Background: COVID-19 is a global pandemic but the follow-up data of discharged patients was barely described.
Aims: To investigate clinical outcomes, distribution of quarantine locations, and the infection status of the contacts of COVID-19 patients after discharge.
Design: A prospective cohort study.
Methods: Demographics, baseline characteristics of 131 COVID-19 patients discharged from February 3 to 21, 2020 in Wuhan, China were collected and analyzed by reviewing the medical records retrospectively. Post-hospitalization data related to clinical outcomes, quarantine locations and close contact history were obtained by following up the patients every week up to 4 weeks.
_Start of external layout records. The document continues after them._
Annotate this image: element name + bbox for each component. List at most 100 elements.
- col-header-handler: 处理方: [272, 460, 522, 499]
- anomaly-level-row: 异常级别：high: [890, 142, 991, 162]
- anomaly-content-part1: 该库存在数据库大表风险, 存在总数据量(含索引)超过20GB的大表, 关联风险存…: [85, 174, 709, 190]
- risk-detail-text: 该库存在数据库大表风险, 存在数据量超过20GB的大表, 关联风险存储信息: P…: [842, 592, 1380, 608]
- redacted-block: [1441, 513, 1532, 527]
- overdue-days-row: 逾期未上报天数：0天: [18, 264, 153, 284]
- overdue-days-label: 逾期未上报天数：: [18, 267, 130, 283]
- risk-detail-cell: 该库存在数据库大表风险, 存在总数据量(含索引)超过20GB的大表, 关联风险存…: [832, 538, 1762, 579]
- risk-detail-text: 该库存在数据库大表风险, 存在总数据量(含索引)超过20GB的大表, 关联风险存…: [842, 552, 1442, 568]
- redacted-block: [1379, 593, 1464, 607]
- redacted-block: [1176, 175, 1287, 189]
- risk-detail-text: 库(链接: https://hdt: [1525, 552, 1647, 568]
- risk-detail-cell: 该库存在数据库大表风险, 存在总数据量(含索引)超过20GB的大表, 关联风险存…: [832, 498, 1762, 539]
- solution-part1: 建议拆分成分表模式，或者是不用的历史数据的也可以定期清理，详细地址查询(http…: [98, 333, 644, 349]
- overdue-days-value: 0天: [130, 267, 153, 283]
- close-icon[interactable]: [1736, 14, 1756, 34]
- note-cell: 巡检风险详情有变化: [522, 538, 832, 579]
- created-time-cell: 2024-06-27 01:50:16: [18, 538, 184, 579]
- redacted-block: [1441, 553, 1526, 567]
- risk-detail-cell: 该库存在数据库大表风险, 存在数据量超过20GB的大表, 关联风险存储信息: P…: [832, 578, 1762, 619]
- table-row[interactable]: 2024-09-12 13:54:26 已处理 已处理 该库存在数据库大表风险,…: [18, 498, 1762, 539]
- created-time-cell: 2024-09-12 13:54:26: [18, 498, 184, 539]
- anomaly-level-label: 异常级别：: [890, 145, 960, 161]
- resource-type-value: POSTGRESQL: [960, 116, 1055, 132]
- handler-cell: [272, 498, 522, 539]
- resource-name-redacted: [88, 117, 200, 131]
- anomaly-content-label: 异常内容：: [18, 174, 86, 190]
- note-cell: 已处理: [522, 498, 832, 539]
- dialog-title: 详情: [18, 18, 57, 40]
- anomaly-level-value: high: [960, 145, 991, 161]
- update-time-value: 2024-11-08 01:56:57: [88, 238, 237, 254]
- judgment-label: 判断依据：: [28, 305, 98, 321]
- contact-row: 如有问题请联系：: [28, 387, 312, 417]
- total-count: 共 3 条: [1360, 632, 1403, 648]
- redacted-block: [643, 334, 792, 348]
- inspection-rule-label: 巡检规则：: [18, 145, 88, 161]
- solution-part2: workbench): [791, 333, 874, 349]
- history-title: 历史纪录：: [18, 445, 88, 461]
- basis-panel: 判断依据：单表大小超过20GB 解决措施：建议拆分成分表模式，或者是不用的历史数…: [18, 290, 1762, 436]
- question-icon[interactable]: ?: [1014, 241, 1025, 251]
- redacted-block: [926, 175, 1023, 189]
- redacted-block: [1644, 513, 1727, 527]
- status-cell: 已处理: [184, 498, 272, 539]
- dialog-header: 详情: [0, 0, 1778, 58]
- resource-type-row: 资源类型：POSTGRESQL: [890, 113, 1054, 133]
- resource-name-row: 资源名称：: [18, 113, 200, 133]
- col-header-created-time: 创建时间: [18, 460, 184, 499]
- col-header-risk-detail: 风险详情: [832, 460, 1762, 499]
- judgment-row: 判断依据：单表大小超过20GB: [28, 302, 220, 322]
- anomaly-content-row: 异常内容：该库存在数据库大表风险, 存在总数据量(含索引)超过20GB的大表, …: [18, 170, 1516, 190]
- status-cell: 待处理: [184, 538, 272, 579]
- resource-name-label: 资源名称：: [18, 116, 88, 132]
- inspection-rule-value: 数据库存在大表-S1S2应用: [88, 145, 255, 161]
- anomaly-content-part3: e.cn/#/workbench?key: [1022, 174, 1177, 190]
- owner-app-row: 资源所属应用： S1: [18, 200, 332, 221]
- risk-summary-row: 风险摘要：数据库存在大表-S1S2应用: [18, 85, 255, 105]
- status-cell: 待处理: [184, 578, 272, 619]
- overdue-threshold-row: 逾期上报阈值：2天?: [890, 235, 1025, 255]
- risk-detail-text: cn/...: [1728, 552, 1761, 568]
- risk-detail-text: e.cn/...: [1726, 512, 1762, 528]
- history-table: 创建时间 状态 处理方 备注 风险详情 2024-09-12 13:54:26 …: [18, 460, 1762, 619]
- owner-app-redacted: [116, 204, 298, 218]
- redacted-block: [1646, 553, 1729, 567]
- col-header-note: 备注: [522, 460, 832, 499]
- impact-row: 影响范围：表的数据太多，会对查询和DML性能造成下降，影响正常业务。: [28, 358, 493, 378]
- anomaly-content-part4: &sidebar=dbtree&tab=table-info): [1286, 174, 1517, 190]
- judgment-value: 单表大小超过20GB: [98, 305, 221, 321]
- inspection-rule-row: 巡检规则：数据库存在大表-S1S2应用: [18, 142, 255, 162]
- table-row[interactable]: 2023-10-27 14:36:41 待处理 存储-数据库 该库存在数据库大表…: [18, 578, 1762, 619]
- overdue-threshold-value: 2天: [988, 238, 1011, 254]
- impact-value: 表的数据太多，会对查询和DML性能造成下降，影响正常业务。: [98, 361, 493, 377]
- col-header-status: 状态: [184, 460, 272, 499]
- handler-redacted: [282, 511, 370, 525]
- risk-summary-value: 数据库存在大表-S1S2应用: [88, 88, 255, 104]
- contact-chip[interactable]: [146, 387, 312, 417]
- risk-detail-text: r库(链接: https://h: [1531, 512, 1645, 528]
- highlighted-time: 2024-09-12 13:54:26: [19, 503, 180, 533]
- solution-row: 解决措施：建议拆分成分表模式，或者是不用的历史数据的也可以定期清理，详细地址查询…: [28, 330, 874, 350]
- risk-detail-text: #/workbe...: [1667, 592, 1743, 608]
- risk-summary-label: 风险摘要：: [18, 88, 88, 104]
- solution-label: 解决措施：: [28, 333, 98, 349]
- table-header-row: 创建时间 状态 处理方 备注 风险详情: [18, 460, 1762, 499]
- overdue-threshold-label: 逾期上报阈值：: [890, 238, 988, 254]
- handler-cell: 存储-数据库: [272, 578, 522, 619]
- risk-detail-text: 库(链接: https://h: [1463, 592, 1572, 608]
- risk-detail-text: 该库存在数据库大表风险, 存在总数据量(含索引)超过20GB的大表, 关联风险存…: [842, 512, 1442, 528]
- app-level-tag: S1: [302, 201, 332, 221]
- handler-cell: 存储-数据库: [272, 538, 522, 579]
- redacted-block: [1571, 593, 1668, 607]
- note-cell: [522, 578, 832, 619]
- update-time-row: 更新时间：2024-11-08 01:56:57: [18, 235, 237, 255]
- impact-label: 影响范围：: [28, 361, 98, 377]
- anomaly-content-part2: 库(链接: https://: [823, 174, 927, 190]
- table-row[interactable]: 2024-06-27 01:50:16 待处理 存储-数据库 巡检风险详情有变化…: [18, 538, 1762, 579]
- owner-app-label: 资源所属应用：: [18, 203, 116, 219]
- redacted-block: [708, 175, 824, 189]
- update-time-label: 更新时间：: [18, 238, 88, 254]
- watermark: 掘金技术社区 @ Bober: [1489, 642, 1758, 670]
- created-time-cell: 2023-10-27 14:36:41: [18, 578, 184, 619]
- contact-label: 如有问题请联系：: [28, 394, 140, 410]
Results: 53 (40.05%) patients on discharge had cough (29.01%), fatigue (7.63%), expectoration (6.11%), chest tightness (6.11%), dyspnea (3.82%), chest pain (3.05%), and palpitation (1.53%). These symptoms constantly declined in 4 weeks post discharge. Transient fever recurred in 11 (8.4%) patients. 78 (59.5%) discharged patients underwent chest CT and 2 (1.53%) showed deterioration. 94 (71.8%) patients received SARS-CoV-2 retest and 8 (6.10%) reported positive. 7 (2.29%) patients were re-admitted because of fever or positive SARS-CoV-2 retest. 121 (92.37%) and 4 (3.05%) patients were self-quarantined at home or community spots following discharge, with totally 167 closely contacted persons free of COVID-19 at the endpoint of study.
Conclusions: The majority of COVID-19 patients after discharge were in the course of recovery. Readmission was required in rare cases due to suspected recurrence of COVID-19. Although no contacted infection observed, appropriate self-quarantine and regular reexamination are necessary, particularly for those who have recurred symptoms.
Keywords: COVID-2019; discharged patients; follow-up; outcomes.